A very powerful way to demonstrate this is via the “hidden factory” concept that is part of LEAN/Six Sigma analysis. The “hidden factory” clearly demonstrates the costs of a business process that are not critical functions for the business to drive revenue. By capturing the real dollars wasted by a peer organization, you can cut through the clutter and get a prospect’s attention. This concept or similar examples within your program marketing can stand alone or can be used as part of client case studies, and are some of the most powerful messages you can offer, especially when backed by process outcomes and client testimonials.

5. Be a consultant

A dealer study presented at the ITEX show in March clearly demonstrated that dealers who focus on MPS and invest in development of salespeople who can sell solutions are growing and more profitable. The best creative concept and marketing campaign can be wasted if the sales team is not delivering the same message and delivering what you promise. In addition, your sales team is in charge of the personal delivery of marketing to your clients and prospective clients daily. The advertising has to match the customer experience, the e-blast call to action resulting in the steps to a sale, and the dealership culture must align to provide the customer experience that is promised.

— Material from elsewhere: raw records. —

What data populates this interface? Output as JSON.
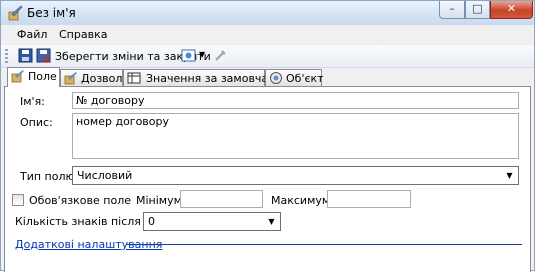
{
  "window": {
    "title": "Без ім'я",
    "minimize": "–",
    "maximize": "□",
    "close": "✕"
  },
  "menu": {
    "file": "Файл",
    "help": "Справка"
  },
  "toolbar": {
    "save_close_label": "Зберегти зміни та закрити"
  },
  "tabs": [
    {
      "label": "Поле"
    },
    {
      "label": "Дозволи"
    },
    {
      "label": "Значення за замовчанням"
    },
    {
      "label": "Об'єкт"
    }
  ],
  "form": {
    "name_label": "Ім'я:",
    "name_value": "№ договору",
    "desc_label": "Опис:",
    "desc_value": "номер договору",
    "type_label": "Тип полю:",
    "type_value": "Числовий",
    "required_label": "Обов'язкове поле",
    "min_label": "Мінімум:",
    "min_value": "",
    "max_label": "Максимум:",
    "max_value": "",
    "decimals_label": "Кількість знаків після коми:",
    "decimals_value": "0",
    "advanced_link": "Додаткові налаштування"
  },
  "colors": {
    "link": "#0033cc",
    "separator": "#1a3f9b"
  }
}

From a marketing perspective dealers need to consider the titles of personnel, and train staff to utilize the e-blast, scripts and other materials properly within the sales process for maximum results. But managers must verify sales teams are trained and can deliver a consultative sales process, because selling beyond price means personnel who believe in the program and can sell value. This consultative approach is essential. This may drive changes within a dealership’s sales team structure by having an MPS subject matter expert support your other sales personnel or a much-needed relaunch for the entire team.

Consider how to get the sales team actively engaged and even incentivize them to identify case study clients to drive MPS program marketing. Sales managers should utilize sales meetings for role plays, best practices for calls on key decision makers, and training on new vertically driven marketing. Consider investing in additional and ongoing training to connect the marketing to sales more.

Finally, if dealers are not sure where to focus first, consider conducting a GAP analysis of the MPS program sales and operations, and then marketing, to align the messages with key program goals. This will help drive focus and the implementation plan.